Pasaron unos angustiosos días para ella, mientras veía apagarse a mi papá y trataba de cuidar a un bebé en medio de su tristeza. La tensión le secaba la leche y añadía otra preocupación en ese entorno gris. Aparecieron el cura, los rosarios, el incienso y las plegarias como premoniciones de una tragedia que pronto llegó. Murió mi papá y yo, el Luis de reemplazo para mi mamá, era el paño de lágrimas, el pequeño compañero donde podía volcar su amor y sus angustias.

 Comencé a sentir mi orfandad.
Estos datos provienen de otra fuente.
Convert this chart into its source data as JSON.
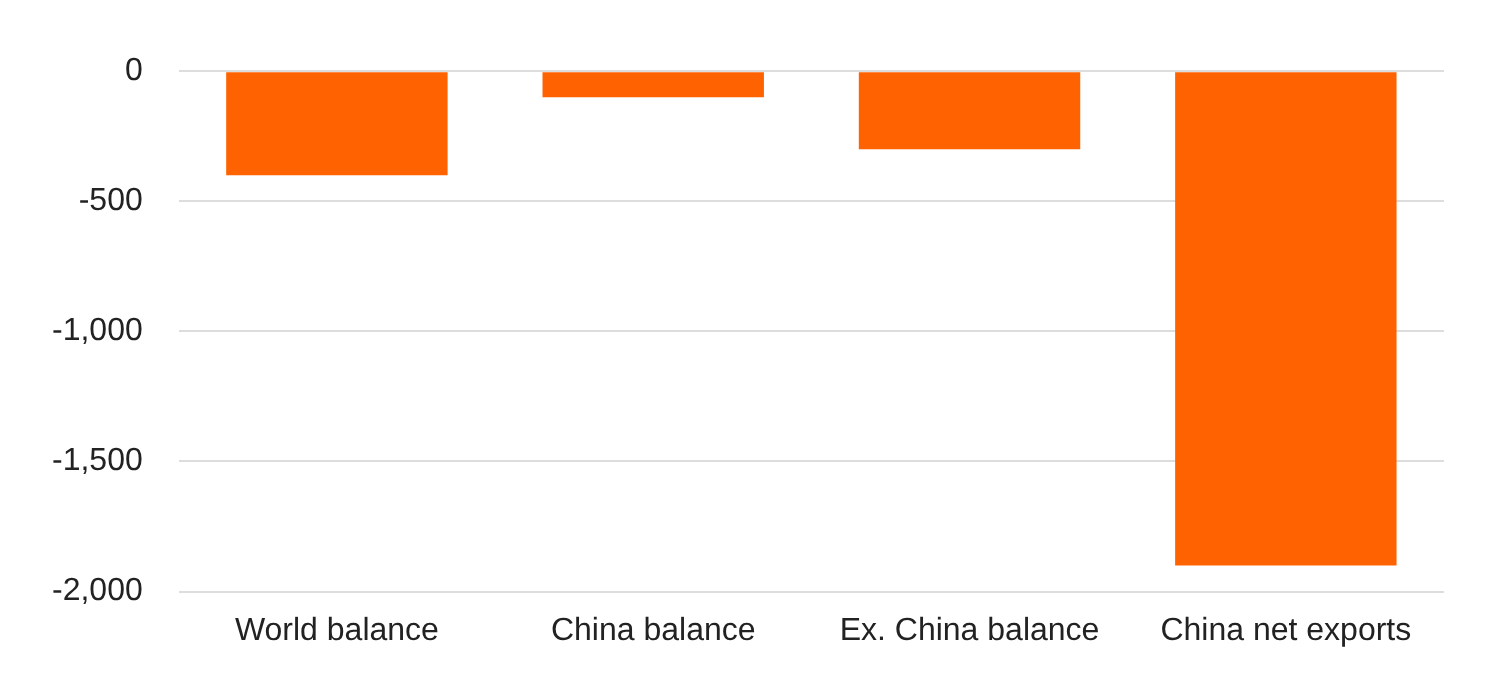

Era una ausencia absoluta que transcurría en el marco donde se había alojado la vida de mi padre: mi mamá, mi hermana, el ambiente cultural manizaleño y mis tíos Londoño, diferentes entre ellos, de maneras de ser variadas y aspectos disimiles . Con los años envidié a quienes tenían al padre a su lado o al menos lo habían conocido y podían fijar, válidamente, sus añoranzas. Aprendí que la orfandad es diferente cuando existen vivencias, recuerdos y enseñanzas, o un tremendo vacío. A mí me tocó inventarme su presencia y sentir su mano, su aliento, su cariño. Eran reales y verdaderos dentro de mis fantasías infantiles, pero chocaban con la realidad. Yo ni siquiera tenía recuerdos dónde anclar mi filiación, el asidero de la identidad son los recuerdos.
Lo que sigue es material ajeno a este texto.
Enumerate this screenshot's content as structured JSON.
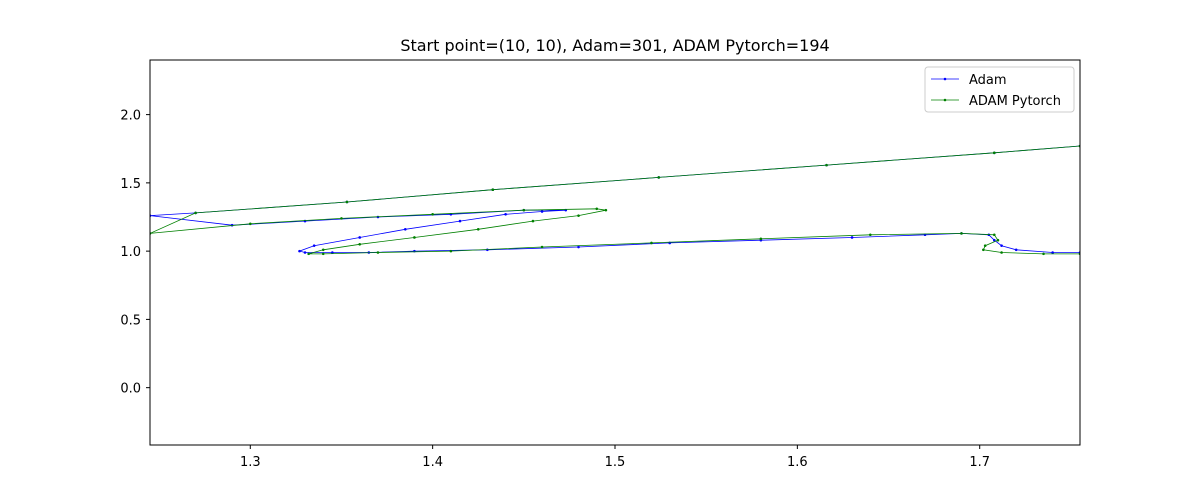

A mis compañeros de primaria, en el pequeño Manizales de ese tiempo, los identificaban fácilmente con el nombre del papá.  Ahí va el hijo de Zutano. Cuando yo pasaba era difícil esa conexión mental y solo atinaban a decir. Ahí va el sobrino de Fernando – un tío importante muy conocido-. Para ellos, pensaba yo, no estaba pasando nadie, me sentía en el aire. Esto se agravaba en las conversaciones con mis compañeros donde ellos contaban las experiencias, magnificadas con sus padres, su fuerza, su cariño, su compañía permanente, mientras yo entraba en un doloroso silencio.

       Al pasar la infancia dejé de inventarme y de tratar de construir con historias prestadas la presencia de mi papá. Me había costado muchas lágrimas. 
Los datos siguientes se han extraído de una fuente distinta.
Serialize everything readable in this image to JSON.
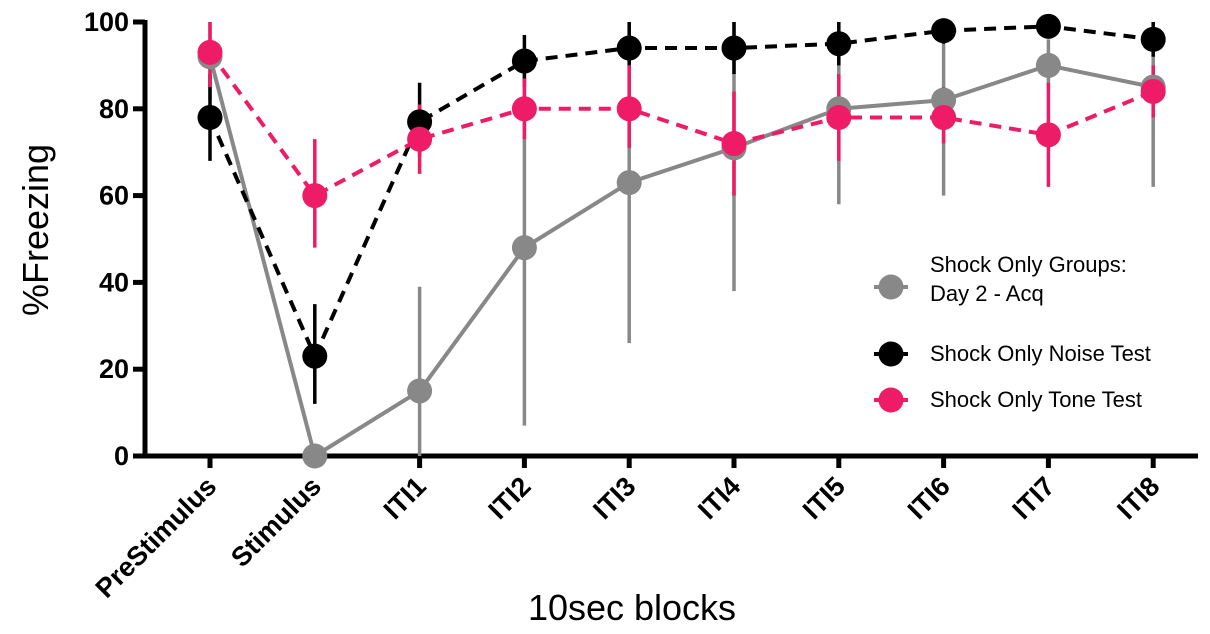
{
  "chart_data": {
    "type": "line",
    "xlabel": "10sec blocks",
    "ylabel": "%Freezing",
    "ylim": [
      0,
      100
    ],
    "yticks": [
      0,
      20,
      40,
      60,
      80,
      100
    ],
    "categories": [
      "PreStimulus",
      "Stimulus",
      "ITI1",
      "ITI2",
      "ITI3",
      "ITI4",
      "ITI5",
      "ITI6",
      "ITI7",
      "ITI8"
    ],
    "grid": false,
    "legend_position": "right",
    "series": [
      {
        "name": "Shock Only Groups:\nDay 2 - Acq",
        "name_lines": [
          "Shock Only Groups:",
          "Day 2 - Acq"
        ],
        "color": "#888888",
        "line_style": "solid",
        "values": [
          92,
          0,
          15,
          48,
          63,
          71,
          80,
          82,
          90,
          85
        ],
        "err_low": [
          82,
          0,
          0,
          7,
          26,
          38,
          58,
          60,
          85,
          62
        ],
        "err_high": [
          100,
          0,
          39,
          90,
          100,
          100,
          100,
          100,
          96,
          100
        ]
      },
      {
        "name": "Shock Only Noise Test",
        "color": "#000000",
        "line_style": "dashed",
        "values": [
          78,
          23,
          77,
          91,
          94,
          94,
          95,
          98,
          99,
          96
        ],
        "err_low": [
          68,
          12,
          69,
          85,
          90,
          88,
          90,
          95,
          97,
          92
        ],
        "err_high": [
          88,
          35,
          86,
          97,
          100,
          100,
          100,
          100,
          100,
          100
        ]
      },
      {
        "name": "Shock Only Tone Test",
        "color": "#ee1c66",
        "line_style": "dashed",
        "values": [
          93,
          60,
          73,
          80,
          80,
          72,
          78,
          78,
          74,
          84
        ],
        "err_low": [
          85,
          48,
          65,
          73,
          71,
          60,
          68,
          72,
          62,
          78
        ],
        "err_high": [
          100,
          73,
          81,
          87,
          90,
          84,
          88,
          85,
          86,
          90
        ]
      }
    ]
  }
}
Al llegar a la adolescencia pude apoyar a mi mamá en la administración de una sencilla casa que teníamos para alquilar. A veces fue difícil, no sólo por la malicia de algunos inquilinos, sino también por la de los abogados que tenía mi mamá. Buscaban mil pretextos para citarme a su oficina, eran demasiado atentos y melosos conmigo y llegaron hasta a ofrecerme whisky. Tantas atenciones me pusieron alerta y un tío Londoño me ayudó a cortar drásticamente esa relación. El asedio me atormentó y llegué a preguntarme qué de especial tenía yo para motivar esa atracción y se lo comenté a un sacerdote jesuita que era mi Director Espiritual. Me tranquilizó explicándome que yo era la víctima perfecta en ciertos ambientes por mi edad y por carecer de protección paterna.

Han pasado muchos años con la constante sensación de ausencia. Aprendí a vivir y a disfrutar de la música y el licor, pero nunca pude aprender a fumar. Tenía claro que a mi papá lo habían matado unos Pielroja.